Este hecho abre un debate crucial con dos grandes posturas enfrentadas:
Quienes piden superar la polarización. Argumentan que sin un mínimo de moderación la democracia se convierte en un campo de batalla. El lenguaje de odio no solo erosiona la confianza social, sino que puede ser la antesala de la violencia física. Para este sector, la política debería recuperar la capacidad de diálogo, aunque implique menos espectáculo y menos rédito electoral.
La postura liberal. Defiende que en democracia todos tienen derecho a expresar sus opiniones, incluso las más controversiales o impopulares. Nadie debería ser asesinado o censurado por lo que piensa. Desde esta visión, la violencia nunca puede justificarse como “respuesta” al discurso del otro, y abrir la puerta a la censura sería igual de peligroso que la polarización misma.

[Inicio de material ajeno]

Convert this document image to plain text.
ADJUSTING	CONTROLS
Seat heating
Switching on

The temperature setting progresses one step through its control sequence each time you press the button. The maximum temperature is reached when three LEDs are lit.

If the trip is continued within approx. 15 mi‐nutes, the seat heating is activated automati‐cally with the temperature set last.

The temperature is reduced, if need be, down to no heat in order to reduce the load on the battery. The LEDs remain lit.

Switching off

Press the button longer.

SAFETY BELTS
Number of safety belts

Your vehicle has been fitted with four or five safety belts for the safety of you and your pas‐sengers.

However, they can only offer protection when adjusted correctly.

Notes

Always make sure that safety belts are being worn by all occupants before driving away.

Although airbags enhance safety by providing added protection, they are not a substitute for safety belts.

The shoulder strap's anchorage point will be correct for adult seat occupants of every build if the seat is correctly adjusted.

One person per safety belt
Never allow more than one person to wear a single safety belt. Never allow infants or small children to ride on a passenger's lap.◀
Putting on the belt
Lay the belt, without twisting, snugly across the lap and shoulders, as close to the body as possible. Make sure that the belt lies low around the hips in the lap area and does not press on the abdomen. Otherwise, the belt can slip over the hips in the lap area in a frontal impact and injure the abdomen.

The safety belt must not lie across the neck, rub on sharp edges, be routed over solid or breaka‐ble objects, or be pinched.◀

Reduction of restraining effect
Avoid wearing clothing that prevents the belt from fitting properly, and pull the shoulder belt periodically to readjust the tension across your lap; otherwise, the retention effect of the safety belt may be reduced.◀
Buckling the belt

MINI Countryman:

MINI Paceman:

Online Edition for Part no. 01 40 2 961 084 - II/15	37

Lo que está en juego es más grande: la salud de nuestras democracias. Si la política se reduce a un combate entre “ellos” y “nosotros”, siempre habrá alguien dispuesto a pasar de la palabra al disparo. El desafío está en recuperar un espacio de debate duro pero donde el adversario siga siendo un ciudadano, no un enemigo existencial.
¿Hasta qué punto los discursos públicos influyen en que alguien pase del odio simbólico al acto violento? ¿Pueden las figuras políticas moderar su retórica sin perder seguidores?¿Hasta qué punto debe protegerse la libertad de expresión frente al riesgo de violencia?